“Miseria e nobiltà”, risate amare con Lello Arena al Ventidio Basso di Ascoli

foto Alceo Lucidi per Il Graffio.online

di ALCEO LUCIDI –

ASCOLI PICENO – Risate amare per l’adattamento della commedia “Miseria e nobiltà”, andato in scena sabato 8 febbraio con replica domenica 9 febbraio al Teatro Ventidio Basso di Ascoli, in una due giorni che ha regalato al pubblico presente grandi emozioni. Un tuffo nella storia con chiari riferimenti alla realtà dato che il testo di Eduardo Scarpetta, grande attore e drammaturgo napoletano, un classico del teatro italiano, è stato scritto nel 1887, ma non ma ha mai smesso di parlare al pubblico di oggi. Anzi, secondo il grande mattatore della serata, quel Lello Arena a cui il personaggio di Felice Sciosciammocca calza perfettamente, i due mondi si reggono l’uno sull’altro ed è, invero, “la nobiltà a poggiarsi sulla povertà” perché senza poveri non sarebbero possibili, spesso, i soprusi e lo sfruttamento dei ricchi.

Questa commedia dura, senza compiacimenti e artifici, glabra come gli ossi di seppia montaliani, dove i meccanismi scenici sono scoperti e tesi come corde di violino, dove si rincorrono amarezza e ilarità, la comicità arguta e tonda del teatro delle maschere, sganciato dalle psicologie e il fondo tragico della vita, trova nuova linfa nella regia di Luciano Melchionna che ha fissato ormai da anni, dopo “Parenti serpenti”, una interessante collaborazione con Arena. I personaggi nella sua regia trovarono una loro umanità, un condensato di emozioni, dettate – è proprio il caso di dirlo – dalla pancia.  Certo non era facile eguagliare un classico, portato in scena centinaia di volte e che i più consumati avventori di teatri partenopei conoscono perfettamente – per dire il napoletano medio -, già adattato da Edoardo De Filippo e trasposto in un film del 1954 di Mario Mattioli con l’impareggiabile Totò.

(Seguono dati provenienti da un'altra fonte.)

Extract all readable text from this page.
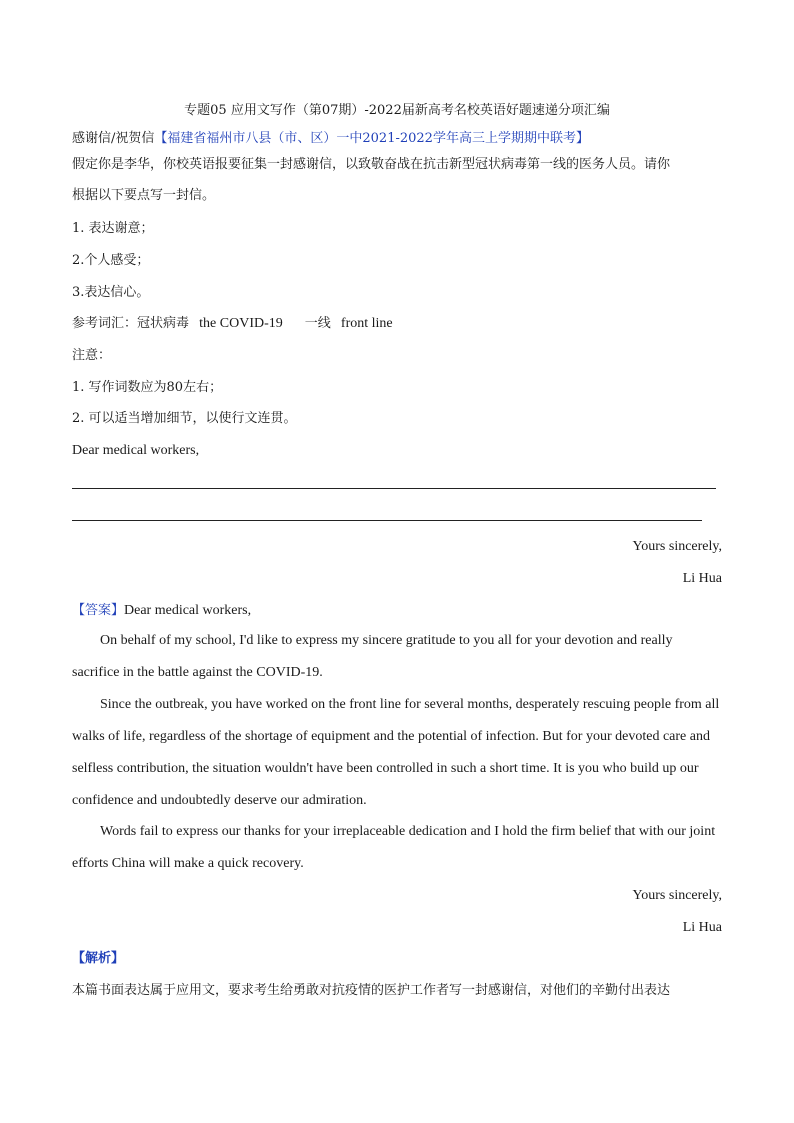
专题05 应用文写作（第07期）-2022届新高考名校英语好题速递分项汇编
感谢信/祝贺信【福建省福州市八县（市、区）一中2021-2022学年高三上学期期中联考】
假定你是李华，你校英语报要征集一封感谢信，以致敬奋战在抗击新型冠状病毒第一线的医务人员。请你
根据以下要点写一封信。
1. 表达谢意；
2.个人感受；
3.表达信心。
参考词汇：冠状病毒 the COVID-19 一线 front line
注意：
1. 写作词数应为80左右；
2. 可以适当增加细节，以使行文连贯。
Dear medical workers,
Yours sincerely,
Li Hua
【答案】Dear medical workers,
On behalf of my school, I'd like to express my sincere gratitude to you all for your devotion and really
sacrifice in the battle against the COVID-19.
Since the outbreak, you have worked on the front line for several months, desperately rescuing people from all
walks of life, regardless of the shortage of equipment and the potential of infection. But for your devoted care and
selfless contribution, the situation wouldn't have been controlled in such a short time. It is you who build up our
confidence and undoubtedly deserve our admiration.
Words fail to express our thanks for your irreplaceable dedication and I hold the firm belief that with our joint
efforts China will make a quick recovery.
Yours sincerely,
Li Hua
【解析】
本篇书面表达属于应用文，要求考生给勇敢对抗疫情的医护工作者写一封感谢信，对他们的辛勤付出表达
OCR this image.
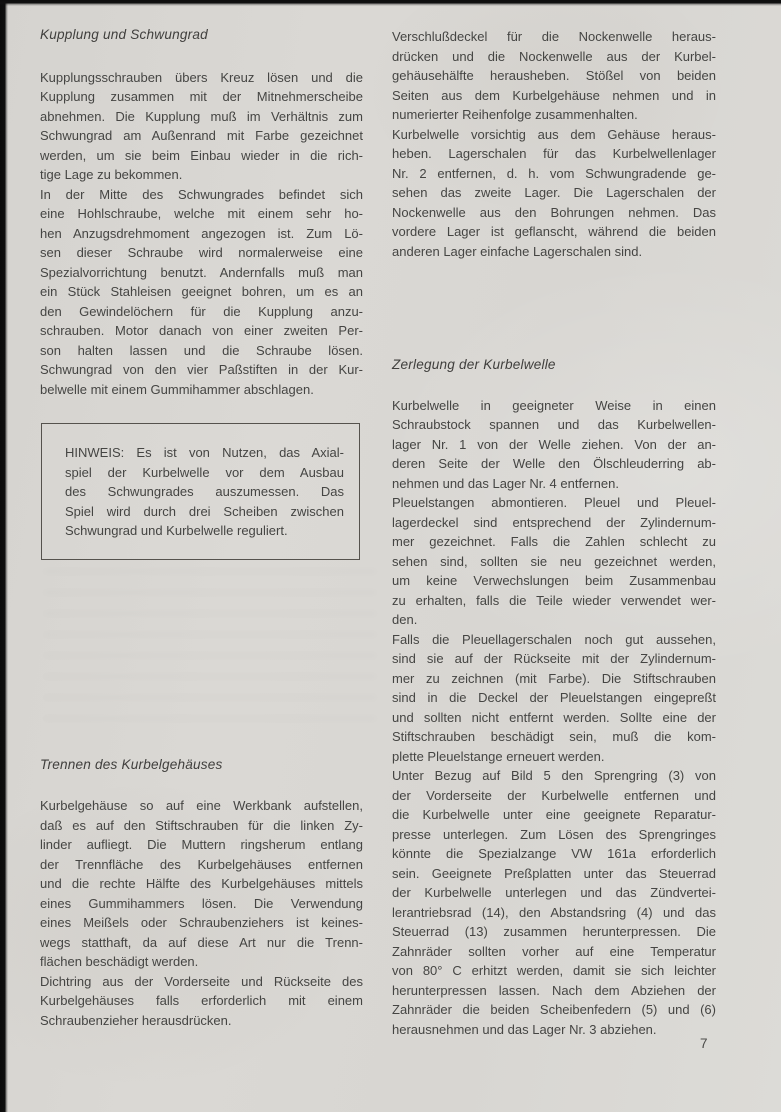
Kupplung und Schwungrad
Kupplungsschrauben übers Kreuz lösen und die
Kupplung zusammen mit der Mitnehmerscheibe
abnehmen. Die Kupplung muß im Verhältnis zum
Schwungrad am Außenrand mit Farbe gezeichnet
werden, um sie beim Einbau wieder in die rich-
tige Lage zu bekommen.
In der Mitte des Schwungrades befindet sich
eine Hohlschraube, welche mit einem sehr ho-
hen Anzugsdrehmoment angezogen ist. Zum Lö-
sen dieser Schraube wird normalerweise eine
Spezialvorrichtung benutzt. Andernfalls muß man
ein Stück Stahleisen geeignet bohren, um es an
den Gewindelöchern für die Kupplung anzu-
schrauben. Motor danach von einer zweiten Per-
son halten lassen und die Schraube lösen.
Schwungrad von den vier Paßstiften in der Kur-
belwelle mit einem Gummihammer abschlagen.
HINWEIS: Es ist von Nutzen, das Axial-
spiel der Kurbelwelle vor dem Ausbau
des Schwungrades auszumessen. Das
Spiel wird durch drei Scheiben zwischen
Schwungrad und Kurbelwelle reguliert.
Trennen des Kurbelgehäuses
Kurbelgehäuse so auf eine Werkbank aufstellen,
daß es auf den Stiftschrauben für die linken Zy-
linder aufliegt. Die Muttern ringsherum entlang
der Trennfläche des Kurbelgehäuses entfernen
und die rechte Hälfte des Kurbelgehäuses mittels
eines Gummihammers lösen. Die Verwendung
eines Meißels oder Schraubenziehers ist keines-
wegs statthaft, da auf diese Art nur die Trenn-
flächen beschädigt werden.
Dichtring aus der Vorderseite und Rückseite des
Kurbelgehäuses falls erforderlich mit einem
Schraubenzieher herausdrücken.
Verschlußdeckel für die Nockenwelle heraus-
drücken und die Nockenwelle aus der Kurbel-
gehäusehälfte herausheben. Stößel von beiden
Seiten aus dem Kurbelgehäuse nehmen und in
numerierter Reihenfolge zusammenhalten.
Kurbelwelle vorsichtig aus dem Gehäuse heraus-
heben. Lagerschalen für das Kurbelwellenlager
Nr. 2 entfernen, d. h. vom Schwungradende ge-
sehen das zweite Lager. Die Lagerschalen der
Nockenwelle aus den Bohrungen nehmen. Das
vordere Lager ist geflanscht, während die beiden
anderen Lager einfache Lagerschalen sind.
Zerlegung der Kurbelwelle
Kurbelwelle in geeigneter Weise in einen
Schraubstock spannen und das Kurbelwellen-
lager Nr. 1 von der Welle ziehen. Von der an-
deren Seite der Welle den Ölschleuderring ab-
nehmen und das Lager Nr. 4 entfernen.
Pleuelstangen abmontieren. Pleuel und Pleuel-
lagerdeckel sind entsprechend der Zylindernum-
mer gezeichnet. Falls die Zahlen schlecht zu
sehen sind, sollten sie neu gezeichnet werden,
um keine Verwechslungen beim Zusammenbau
zu erhalten, falls die Teile wieder verwendet wer-
den.
Falls die Pleuellagerschalen noch gut aussehen,
sind sie auf der Rückseite mit der Zylindernum-
mer zu zeichnen (mit Farbe). Die Stiftschrauben
sind in die Deckel der Pleuelstangen eingepreßt
und sollten nicht entfernt werden. Sollte eine der
Stiftschrauben beschädigt sein, muß die kom-
plette Pleuelstange erneuert werden.
Unter Bezug auf Bild 5 den Sprengring (3) von
der Vorderseite der Kurbelwelle entfernen und
die Kurbelwelle unter eine geeignete Reparatur-
presse unterlegen. Zum Lösen des Sprengringes
könnte die Spezialzange VW 161a erforderlich
sein. Geeignete Preßplatten unter das Steuerrad
der Kurbelwelle unterlegen und das Zündvertei-
lerantriebsrad (14), den Abstandsring (4) und das
Steuerrad (13) zusammen herunterpressen. Die
Zahnräder sollten vorher auf eine Temperatur
von 80° C erhitzt werden, damit sie sich leichter
herunterpressen lassen. Nach dem Abziehen der
Zahnräder die beiden Scheibenfedern (5) und (6)
herausnehmen und das Lager Nr. 3 abziehen.
7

A dare sostanza e qualità a questo spettacolo, però, hanno giocato due fattori. Per primo, l’adattabilità e il grande senso della recitazione degli attori e una felice scenografia che, come nelle commedie di Ionesco o Beckett, tengono in scacco le figure sceniche. Che sia l’antro buio e umidiccio dello scantinato dove vivono Felice (professore in pensione caduto in disgrazia) e la sua ossessiva compagna (un’ottima Maria Bolignano che ci è parsa perfetta nel ruolo di Luisella), assieme alla famiglia del suo amico Pasquale, un attore squattrinato (Andrea de Goyzeuta che ha personalità e spessore scenico da vendere) o la dimora elegante del signorino Eugenio, invaghito della figlia del cuoco in forza presso il ricco Marchese Gaetano Semmolone, i personaggi sono sempre bloccati nelle loro caricature e stereotipi.

Non evolvono ma in questa farsa, così poco surreale, divertono rimandando più chiaramente in questa particolarissima messinscena, ad alcuni temi che il testo originario della commedia cova da sempre: la paura del diverso (l’immigrato di oggi), l’analfabetismo di ritorno, l’insopprimibile rampatismo, quel connaturato difetto d’orgoglio che è insito forse in ogni cuore umano. Emblematica è la chiusa dell’opera, prodotta dall’Ente Teatro Cronaca Vesuviano, in cui lo stesso Felice conclude: “Non miseria e nobiltà, ma miseria e miseria…Sì, misera…nobile e umana”.